Is goodwill measured at fair value or historical cost?

Is goodwill measured at fair value or historical cost?

Goodwill is measured at fair value. When a company acquire another company, any excess of the purchase price over the fair value of the net assets acquired is recognized as goodwill. This goodwill is then tested for impairment annually and any impairment loss is recognized in the income statement.

1. What is goodwill?

Goodwill is an intangible asset that represents the excess of the purchase price of a company over the fair value of its identifiable tangible and intangible assets.

2. How is goodwill recorded in the financial statements?

Goodwill is recorded as an intangible asset on the company’s balance sheet. It is subject to annual impairment testing to ensure that its carrying amount does not exceed its recoverable amount.

3. How is goodwill measured?

Goodwill is measured as the excess of the purchase price over the fair value of the net assets acquired in a business combination.

4. Can goodwill increase in value?

Goodwill is not amortized but is subject to impairment testing. While it is possible for goodwill to increase in value if the company’s market value exceeds its book value, any increase is not recognized on the balance sheet.

5. How is goodwill tested for impairment?

Goodwill is tested for impairment annually by comparing its carrying amount to its recoverable amount. If the carrying amount exceeds the recoverable amount, an impairment loss is recognized.

6. What is the difference between fair value and historical cost?

Fair value is the price that would be received to sell an asset or paid to transfer a liability in an orderly transaction between market participants at the measurement date. Historical cost, on the other hand, is the original cost of an asset when it was acquired.

7. Why is goodwill measured at fair value?

Goodwill is measured at fair value because it represents the future economic benefits that the company expects to derive from the acquired business. Fair value is a more relevant measure of the value of goodwill compared to historical cost.
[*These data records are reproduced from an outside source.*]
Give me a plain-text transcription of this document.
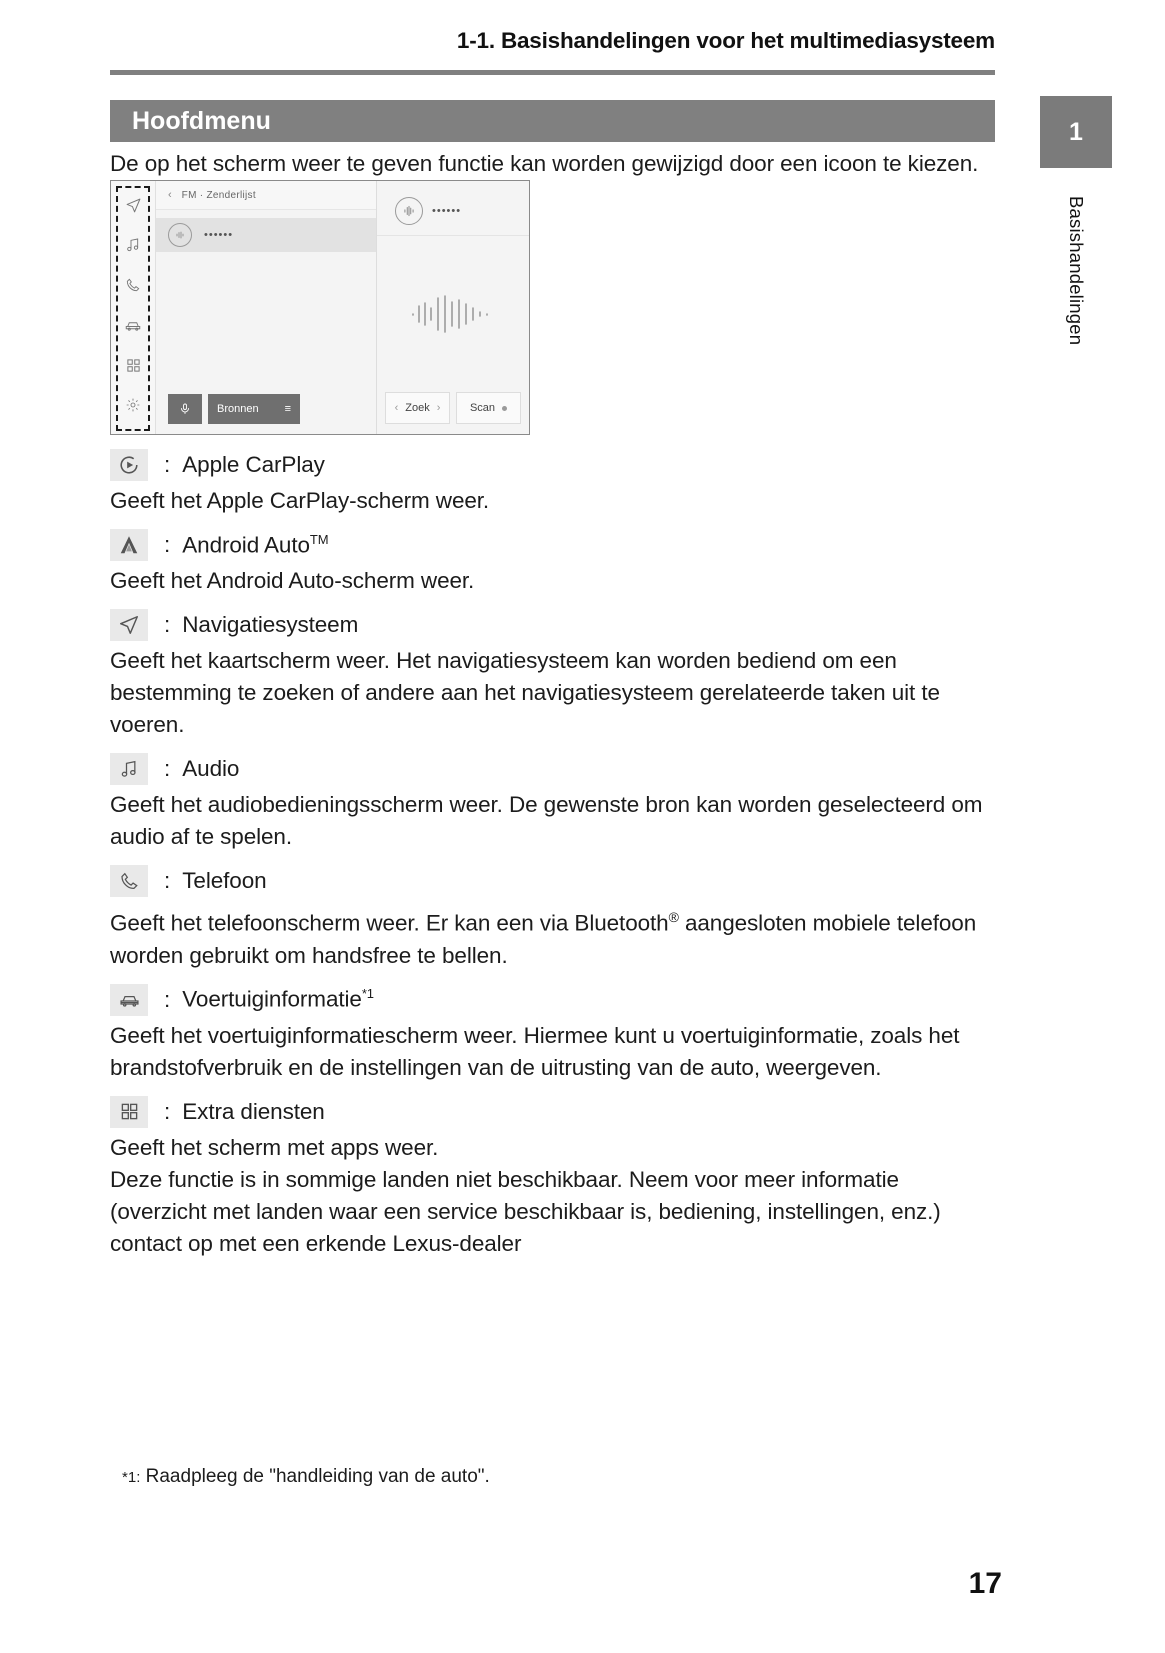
1-1. Basishandelingen voor het multimediasysteem
1
Basishandelingen
Hoofdmenu

De op het scherm weer te geven functie kan worden gewijzigd door een icoon te kiezen.

‹ FM · Zenderlijst
••••••
Bronnen ≡
••••••
‹ Zoek ›	Scan
: Apple CarPlay

Geeft het Apple CarPlay-scherm weer.

: Android Auto™

Geeft het Android Auto-scherm weer.

: Navigatiesysteem

Geeft het kaartscherm weer. Het navigatiesysteem kan worden bediend om een bestemming te zoeken of andere aan het navigatiesysteem gerelateerde taken uit te voeren.

: Audio

Geeft het audiobedieningsscherm weer. De gewenste bron kan worden geselecteerd om audio af te spelen.

: Telefoon

Geeft het telefoonscherm weer. Er kan een via Bluetooth® aangesloten mobiele telefoon worden gebruikt om handsfree te bellen.

: Voertuiginformatie$^{*1}$

Geeft het voertuiginformatiescherm weer. Hiermee kunt u voertuiginformatie, zoals het brandstofverbruik en de instellingen van de uitrusting van de auto, weergeven.

: Extra diensten

Geeft het scherm met apps weer.

Deze functie is in sommige landen niet beschikbaar. Neem voor meer informatie (overzicht met landen waar een service beschikbaar is, bediening, instellingen, enz.) contact op met een erkende Lexus-dealer

*1: Raadpleeg de "handleiding van de auto".
17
8. What are the factors that could lead to impairment of goodwill?

Factors such as changes in market conditions, changes in the business environment, and adverse events affecting the acquired company could lead to impairment of goodwill.

9. How is impairment loss on goodwill reported in the financial statements?

Impairment loss on goodwill is recognized in the income statement as an expense. It reduces the carrying amount of goodwill on the balance sheet and is not recoverable.

10. Is goodwill subject to depreciation?

No, goodwill is not subject to depreciation like tangible assets. Instead, it is subject to impairment testing to ensure that its carrying amount does not exceed its recoverable amount.

11. Can goodwill be internally generated?

Goodwill cannot be internally generated within a company. It only arises when a company acquires another business and pays a price that exceeds the fair value of the net assets acquired.

12. How does goodwill affect a company’s financial performance?

Goodwill impacts a company’s financial performance by representing the premium paid for the acquired business. Any impairment loss on goodwill is recognized as an expense and reduces the company’s earnings.

Dive into the world of luxury with this video!


Your friends have asked us these questions - Check out the answers!